Friday, August 09, 2002

Hang 'em, I say. And flog 'em, too
OK, so I don't usually watch daytime TV, honest. But I was compelled to watch Trisha this morning. Generally any eponymous show on during daylight hours is to be avoided: Trisha, Esther, Oprah, Ricky, the late-TV-lamented Vanessa, et al. Oh, and Kilroy. But I'll save that rant for another time.

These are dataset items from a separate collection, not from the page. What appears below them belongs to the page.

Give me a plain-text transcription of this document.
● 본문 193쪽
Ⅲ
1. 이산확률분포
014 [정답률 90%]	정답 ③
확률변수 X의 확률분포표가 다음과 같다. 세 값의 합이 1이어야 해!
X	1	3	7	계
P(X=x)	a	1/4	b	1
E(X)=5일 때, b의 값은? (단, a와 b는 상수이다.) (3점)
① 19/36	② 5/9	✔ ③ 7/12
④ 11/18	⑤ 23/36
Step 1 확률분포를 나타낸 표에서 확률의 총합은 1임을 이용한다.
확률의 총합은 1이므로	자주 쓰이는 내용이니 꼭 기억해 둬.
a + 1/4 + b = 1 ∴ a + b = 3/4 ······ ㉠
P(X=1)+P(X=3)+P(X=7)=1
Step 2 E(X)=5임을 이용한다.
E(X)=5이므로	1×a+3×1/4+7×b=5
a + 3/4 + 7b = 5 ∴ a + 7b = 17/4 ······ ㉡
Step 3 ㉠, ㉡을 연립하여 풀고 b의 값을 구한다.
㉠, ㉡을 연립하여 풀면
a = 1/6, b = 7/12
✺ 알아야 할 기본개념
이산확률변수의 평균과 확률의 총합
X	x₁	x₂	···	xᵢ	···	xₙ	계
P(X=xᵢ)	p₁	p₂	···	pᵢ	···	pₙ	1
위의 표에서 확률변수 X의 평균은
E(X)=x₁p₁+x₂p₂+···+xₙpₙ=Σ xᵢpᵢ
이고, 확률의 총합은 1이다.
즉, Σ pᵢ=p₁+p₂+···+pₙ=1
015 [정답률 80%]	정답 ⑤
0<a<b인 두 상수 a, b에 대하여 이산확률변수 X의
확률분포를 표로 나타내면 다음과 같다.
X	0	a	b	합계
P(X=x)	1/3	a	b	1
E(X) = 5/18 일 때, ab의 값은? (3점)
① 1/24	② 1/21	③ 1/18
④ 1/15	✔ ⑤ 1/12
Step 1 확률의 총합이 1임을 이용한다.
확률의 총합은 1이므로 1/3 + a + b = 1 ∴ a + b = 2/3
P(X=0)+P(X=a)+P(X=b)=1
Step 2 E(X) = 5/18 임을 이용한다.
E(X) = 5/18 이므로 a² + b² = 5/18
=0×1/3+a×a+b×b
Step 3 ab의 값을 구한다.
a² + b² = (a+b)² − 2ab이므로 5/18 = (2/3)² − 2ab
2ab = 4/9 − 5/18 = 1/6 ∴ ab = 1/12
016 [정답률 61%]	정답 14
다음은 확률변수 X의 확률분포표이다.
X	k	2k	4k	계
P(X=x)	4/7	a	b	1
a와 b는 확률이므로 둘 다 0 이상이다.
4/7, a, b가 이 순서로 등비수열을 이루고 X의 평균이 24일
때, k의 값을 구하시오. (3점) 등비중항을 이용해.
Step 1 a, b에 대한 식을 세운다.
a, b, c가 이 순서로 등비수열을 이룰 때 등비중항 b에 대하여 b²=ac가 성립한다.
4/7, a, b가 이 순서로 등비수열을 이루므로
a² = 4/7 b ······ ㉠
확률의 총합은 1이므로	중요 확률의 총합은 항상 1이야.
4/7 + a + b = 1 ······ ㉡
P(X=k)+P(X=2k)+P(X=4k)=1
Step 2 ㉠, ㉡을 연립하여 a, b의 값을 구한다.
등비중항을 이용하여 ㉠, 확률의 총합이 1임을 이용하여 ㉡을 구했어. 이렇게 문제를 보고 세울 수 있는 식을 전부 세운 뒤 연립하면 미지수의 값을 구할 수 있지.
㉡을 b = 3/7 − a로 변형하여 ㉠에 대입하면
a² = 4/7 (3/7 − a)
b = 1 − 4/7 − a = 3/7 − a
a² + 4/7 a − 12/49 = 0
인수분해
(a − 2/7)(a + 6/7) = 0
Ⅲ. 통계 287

This morning it was Trisha's Challenge; three concerned partner/friends of fat women said how their wife/friend was really fat, ruining her life, their sex life, the universe. One guy, humiliatingly, held up the jogging pants his wife now wears in bed (I think, slightly stretching them at the waistband to make them look bigger), and then held up a black lacey thong and said he'd rather she wore that. Maybe he would, but they're not exactly comfortable, are they? I can just imagine a wet-behind-the-ears TV researcher saying to him; "OK, bring the biggest thing you have of hers, and, yeah, I see it now, something reallysmall." "But she never wore those thongs, even when she was thin." "That's OK, we'll get them for you."

All three showed before and after pictures. One guy held up his wife's size 8 skirt, and said she'd doubled in size. So she's a size 16 now; the average size of a UK women. I'm not saying this because I'm a size sixteen; she really didn't look well in the before pictures.

Daytime TV is bad enough without public humiliation rituals. When it got to the bit where the husbands gently berated their womanly wives; "it's for your own good, you know," I started feeling sick. I don't think that being fat "happens" to you (if, indeed these women were fat; I think if you can still go into a regular shop and buy clothes, you may be a little heavy, but ridicule is not required); I don't think fat people are victims.

I know how hard it is to lose weight, however well-intentioned friends and bystanders are. I don't think you have to pussyfoot around fat people, pretending they're thin to make them feel better, and telling them it's not their fault. I mean, clearly, I've eaten more than I should and exercised less than I ought; it's a simple input-output equation with some emotional stuff thrown in.

But undertaking a public flogging on national TV? Is this the modern day equivalent of a witch-hunt? Are not-so-fat people to be so demonised as to be hauled up before a jury of their peers? Hung in the market-square for all to see?

There's a delicate balance between a supportive, loving partner non-judgmentally helping you do something you want to do yourself, and him selling your relationship for his fifteen minutes of fame. Of course, I'm not qualified to judge, as I used the ultimate voting-with-my-hands tool (the OFF button) so never found out what the women really thought.